• Housing The end of the last 'brick' fever

The coronavirus pandemic had an impact on the way homes are conceived and revealed a gap between those who experienced confinement with balconies, terraces or gardens and those who did not.

"But there are people who live permanently confined."

Says

Nuria Matarredona

, general director of Ecological Innovation in Construction of the Generalitat Valenciana, a department that has set out to find how to transform the enclosures of obsolete public housing to create outdoor spaces taking advantage of the improvement intervention that they are going to carry out in the park of the Generalitat, whose profile is multi-storey buildings,

built between 1960 and 1980

in consolidated urban areas.

The Ministry of Housing and Bioclimatic Architecture has formalized the first innovation public purchase contract to "real test" how to create balconies or terraces that will be proposed and matured by a joint venture made up of the AVIT-A construction company and the ARQHEA architecture studio, in collaboration with the Polytechnic University of Valencia and the Institute of Biomechanics.

His proposal, which should have a prototype ready in the next three months, was chosen after being assessed by a committee of experts and must go through a series of stages set before being tested in a housing complex owned by the Generalitat in Castellón .

"It has to be replicable, with sustainable materials, have an affordable cost and improve the bioclimatic response of the building, in addition to being administratively viable",

Administrative

obstacles, technical feasibility and municipal permits

are three obstacles that have been found by those who have launched proposals on the market to win outdoor spaces, either with terraces as cantilevers or with windows that become balconies.

And that is what this team with which the Valencian Administration has contracted will have to avoid.

This first public purchase of innovation, with an

investment of 96,000 euros

, turns Housing "into an incubator" that will accompany, together with the Valencian Innovation Agency, the development of this idea in a form of public-private collaboration little explored by the Administrations but that supposes "sharing risks to find a solution to a problem with which we want to end while promoting the development of the innovative fabric", explains the general director.

The public purchase of innovation "is not a competition for ideas or aid for R&D projects" but rather a tool to encourage the private sector to create a proposal that does not exist, therefore free of commercial patents or corporate copyright , to solve strategic problems of the Administration, guaranteeing a reference client.

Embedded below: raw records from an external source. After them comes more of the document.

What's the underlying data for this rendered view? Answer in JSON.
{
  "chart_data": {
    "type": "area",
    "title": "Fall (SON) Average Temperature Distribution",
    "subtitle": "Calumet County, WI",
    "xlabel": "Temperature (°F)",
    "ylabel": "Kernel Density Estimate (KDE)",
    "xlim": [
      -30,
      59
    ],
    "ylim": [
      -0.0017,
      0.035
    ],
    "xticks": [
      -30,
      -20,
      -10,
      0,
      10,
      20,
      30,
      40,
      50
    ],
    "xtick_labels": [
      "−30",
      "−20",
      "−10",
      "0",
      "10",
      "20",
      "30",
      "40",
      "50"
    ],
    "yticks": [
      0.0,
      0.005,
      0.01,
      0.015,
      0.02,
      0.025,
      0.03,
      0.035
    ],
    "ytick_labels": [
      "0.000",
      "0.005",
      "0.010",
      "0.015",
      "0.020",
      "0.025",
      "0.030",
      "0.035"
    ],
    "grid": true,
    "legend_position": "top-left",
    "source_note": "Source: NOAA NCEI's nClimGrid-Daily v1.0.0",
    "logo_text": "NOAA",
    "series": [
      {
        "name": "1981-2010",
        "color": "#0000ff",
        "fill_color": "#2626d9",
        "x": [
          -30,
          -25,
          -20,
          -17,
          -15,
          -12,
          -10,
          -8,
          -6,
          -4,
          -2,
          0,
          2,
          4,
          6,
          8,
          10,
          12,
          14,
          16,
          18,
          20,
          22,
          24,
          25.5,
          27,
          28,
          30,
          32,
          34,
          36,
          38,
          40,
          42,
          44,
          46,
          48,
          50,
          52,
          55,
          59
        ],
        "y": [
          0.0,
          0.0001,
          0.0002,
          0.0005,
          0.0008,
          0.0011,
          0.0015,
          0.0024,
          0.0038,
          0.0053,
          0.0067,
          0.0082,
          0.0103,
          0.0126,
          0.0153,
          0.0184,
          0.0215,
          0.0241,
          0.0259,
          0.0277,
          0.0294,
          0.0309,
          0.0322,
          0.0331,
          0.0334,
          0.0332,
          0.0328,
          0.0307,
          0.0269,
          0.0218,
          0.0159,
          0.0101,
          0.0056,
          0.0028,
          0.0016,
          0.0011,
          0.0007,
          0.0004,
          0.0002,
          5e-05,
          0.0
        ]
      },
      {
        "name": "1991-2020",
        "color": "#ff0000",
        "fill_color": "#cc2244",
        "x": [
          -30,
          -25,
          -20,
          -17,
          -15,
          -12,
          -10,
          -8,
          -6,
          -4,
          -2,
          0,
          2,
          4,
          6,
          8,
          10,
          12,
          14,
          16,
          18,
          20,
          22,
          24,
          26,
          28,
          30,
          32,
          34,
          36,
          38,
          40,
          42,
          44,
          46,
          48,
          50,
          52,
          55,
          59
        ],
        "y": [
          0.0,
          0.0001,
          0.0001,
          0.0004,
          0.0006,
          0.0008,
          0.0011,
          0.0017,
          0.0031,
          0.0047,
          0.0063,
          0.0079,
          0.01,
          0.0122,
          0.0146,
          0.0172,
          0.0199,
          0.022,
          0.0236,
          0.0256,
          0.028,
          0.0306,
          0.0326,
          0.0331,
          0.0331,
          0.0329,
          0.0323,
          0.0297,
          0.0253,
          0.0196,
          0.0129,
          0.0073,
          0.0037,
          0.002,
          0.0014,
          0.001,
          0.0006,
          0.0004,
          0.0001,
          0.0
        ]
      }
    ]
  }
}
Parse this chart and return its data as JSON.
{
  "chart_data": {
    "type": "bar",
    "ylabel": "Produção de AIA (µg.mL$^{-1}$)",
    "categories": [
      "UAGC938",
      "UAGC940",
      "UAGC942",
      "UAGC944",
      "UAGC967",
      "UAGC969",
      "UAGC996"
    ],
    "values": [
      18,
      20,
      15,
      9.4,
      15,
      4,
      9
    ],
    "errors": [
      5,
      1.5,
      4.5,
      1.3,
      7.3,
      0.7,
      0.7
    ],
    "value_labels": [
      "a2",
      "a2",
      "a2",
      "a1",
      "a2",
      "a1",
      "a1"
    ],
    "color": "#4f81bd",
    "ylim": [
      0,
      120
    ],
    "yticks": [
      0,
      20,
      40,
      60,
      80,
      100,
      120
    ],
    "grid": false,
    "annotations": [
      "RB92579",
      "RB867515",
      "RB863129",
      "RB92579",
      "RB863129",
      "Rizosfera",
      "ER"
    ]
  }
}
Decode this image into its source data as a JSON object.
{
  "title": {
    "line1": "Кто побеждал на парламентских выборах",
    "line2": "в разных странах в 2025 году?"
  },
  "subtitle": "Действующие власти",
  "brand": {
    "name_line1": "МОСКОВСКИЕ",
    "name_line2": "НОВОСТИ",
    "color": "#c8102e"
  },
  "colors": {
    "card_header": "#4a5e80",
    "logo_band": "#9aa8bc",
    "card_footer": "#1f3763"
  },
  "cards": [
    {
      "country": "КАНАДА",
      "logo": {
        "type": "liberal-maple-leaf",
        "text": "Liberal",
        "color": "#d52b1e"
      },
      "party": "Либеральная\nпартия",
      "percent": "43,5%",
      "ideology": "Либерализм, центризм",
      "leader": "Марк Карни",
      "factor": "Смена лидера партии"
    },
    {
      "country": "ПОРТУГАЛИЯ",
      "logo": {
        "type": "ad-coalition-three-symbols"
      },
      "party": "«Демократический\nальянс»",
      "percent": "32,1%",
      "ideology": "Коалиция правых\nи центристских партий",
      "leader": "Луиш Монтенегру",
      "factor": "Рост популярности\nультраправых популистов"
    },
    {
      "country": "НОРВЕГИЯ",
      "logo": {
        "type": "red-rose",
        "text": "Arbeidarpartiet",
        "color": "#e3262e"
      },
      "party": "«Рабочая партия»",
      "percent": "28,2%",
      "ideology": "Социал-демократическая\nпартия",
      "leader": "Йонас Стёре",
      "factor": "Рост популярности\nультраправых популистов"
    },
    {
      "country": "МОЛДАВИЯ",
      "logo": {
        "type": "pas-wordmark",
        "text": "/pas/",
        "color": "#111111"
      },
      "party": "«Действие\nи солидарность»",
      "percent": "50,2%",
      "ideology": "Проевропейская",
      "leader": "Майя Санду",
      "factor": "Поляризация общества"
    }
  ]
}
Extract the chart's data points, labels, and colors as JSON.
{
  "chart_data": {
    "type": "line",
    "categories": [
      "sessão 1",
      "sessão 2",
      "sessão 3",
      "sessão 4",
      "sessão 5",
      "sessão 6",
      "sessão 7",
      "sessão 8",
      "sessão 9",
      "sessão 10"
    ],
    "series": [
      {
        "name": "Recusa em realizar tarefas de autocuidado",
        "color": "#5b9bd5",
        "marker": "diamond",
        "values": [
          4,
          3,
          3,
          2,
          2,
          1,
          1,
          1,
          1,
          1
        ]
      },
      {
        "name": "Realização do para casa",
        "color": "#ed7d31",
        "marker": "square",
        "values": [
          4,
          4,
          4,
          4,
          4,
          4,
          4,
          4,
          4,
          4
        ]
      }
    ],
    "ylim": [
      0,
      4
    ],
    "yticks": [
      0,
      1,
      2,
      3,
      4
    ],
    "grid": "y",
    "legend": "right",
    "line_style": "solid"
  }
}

This project will have two phases: in the first, the solution proposed by the company will be developed on a laboratory scale and, once its technical, economic and urban feasibility has been evaluated, it will go on to a second phase in which it will be built to assess the impact of comfort of the residents in the house.

The autonomies have tested this innovation purchase formula from their Health departments, but it had not yet been applied to housing.

"It is one more step. Many communities are reviewing our habitability regulations because we are more aware of the impact of the spaces in which we spend 90% of our lives," reflects Matarredona.

In fact, the Basque Country included

aid of up to 5,000 euros

for those owners who open balconies or terraces in their buildings if possible.

The novelty that the Valencian Community includes is that the first to benefit from these ideas will be the users who have been awarded public housing, whose profile is low-income and without the possibility of accessing other housing solutions," reflects Matarredona.